Client Context

Amid escalating tariffs, unstable trade policy, and rising global freight costs, our client sought to reexamine its North American sourcing footprint for institutional packaging materials. Long reliant on offshore suppliers, particularly in Asia, the client needed to determine whether reshoring production to the U.S. could offer a competitive and reliable alternative, especially for high-resin SKUs and spec-sensitive contracts.

Our Approach

We structured the engagement into three key workstreams:

Cost and Capacity Benchmarking: We analyzed the comparative cost structures of domestic and offshore suppliers, integrating trade data, HS code analysis, and interviews with procurement leaders, manufacturers, and intermediaries in the U.S., Canada, China, Vietnam, and Malaysia. Special focus was placed on resin-based input costs, tariff burdens, and logistics volatility.

Supplier and Buyer Voice Insights: We conducted primary interviews with industry players on both sides of the supply chain. These interviews shed light on the commercial behaviors reshaping sourcing decisions, including buyer hesitancy, supplier deprioritization of the U.S. market, and shifting attitudes toward lead time, compliance, and spec integrity.

Reshoring Feasibility Analysis: We assessed the operational and strategic viability of reshoring based on production footprint, distributor expectations, and institutional buyer preferences. Our analysis also mapped how public-sector and national account RFPs were evolving in favor of U.S.-based suppliers.

Impact

Our study provided a granular understanding of how market and policy pressures are accelerating reshoring dynamics in institutional packaging. Key findings included:

  • Tariffs exceeding 170 percent on Chinese imports have largely neutralized their price advantage. Many suppliers are now running at less than 50 percent capacity for U.S.-bound institutional liners.
  • Southeast Asian suppliers, while still active, are passing tariff risk entirely to buyers and increasingly deprioritizing the U.S. market. Malaysian firms are exiting the category, while Vietnamese producers face pending tariff hikes and order volatility.
  • Domestic producers in the U.S. are approaching price parity for certain SKUs, particularly high-resin products. Interviewees cited cost gaps of just 10 to 20 percent pre-tariff, with some buyers shifting sourcing due to improved lead times and spec compliance.
  • Canadian procurement trends are tilting toward domestic supply as a safeguard against trade risk, providing a regional mirror of U.S. reshoring momentum.

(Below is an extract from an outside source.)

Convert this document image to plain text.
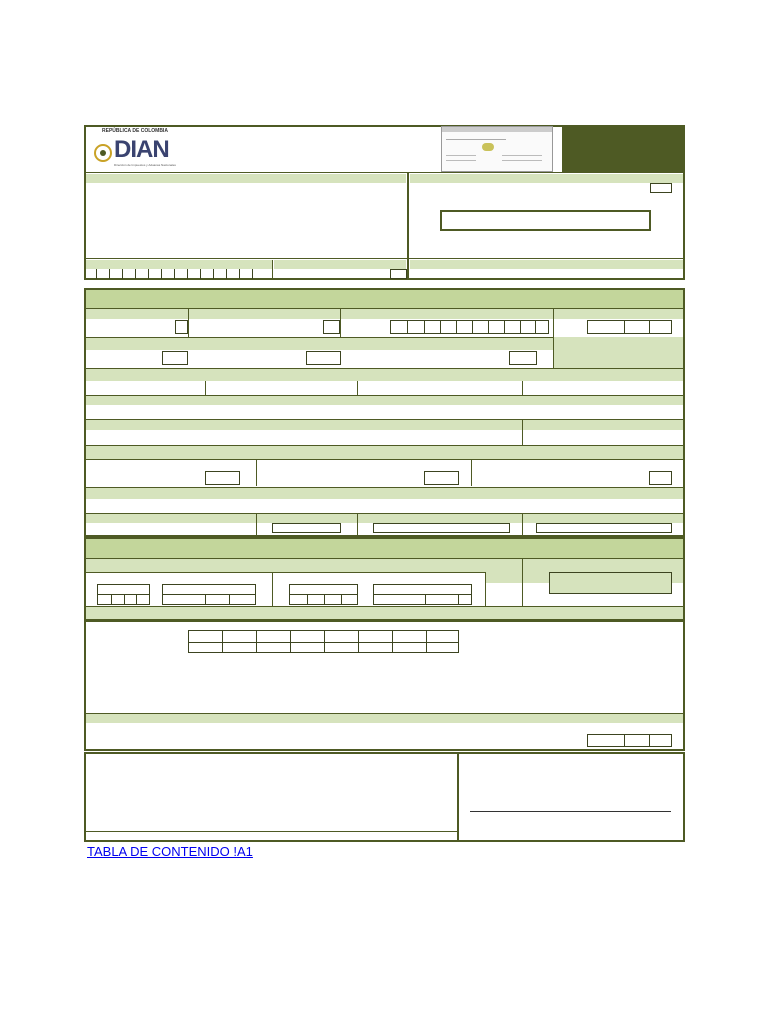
REPÚBLICA DE COLOMBIA
DIAN
Dirección de Impuestos y Aduanas Nacionales
TABLA DE CONTENIDO !A1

These insights enabled our client to pursue a dual-path strategy that reinforced its domestic manufacturing position while tactically using offshore imports for SKUs not cost-effective to reshore. The study also supported commercial messaging, allowing the client to position itself as a resilient, tariff-proof partner for government and institutional buyers. Ultimately, our work empowered the client to align its production strategy with long-term shifts in North American sourcing logic, unlocking competitive advantage through reshoring readiness.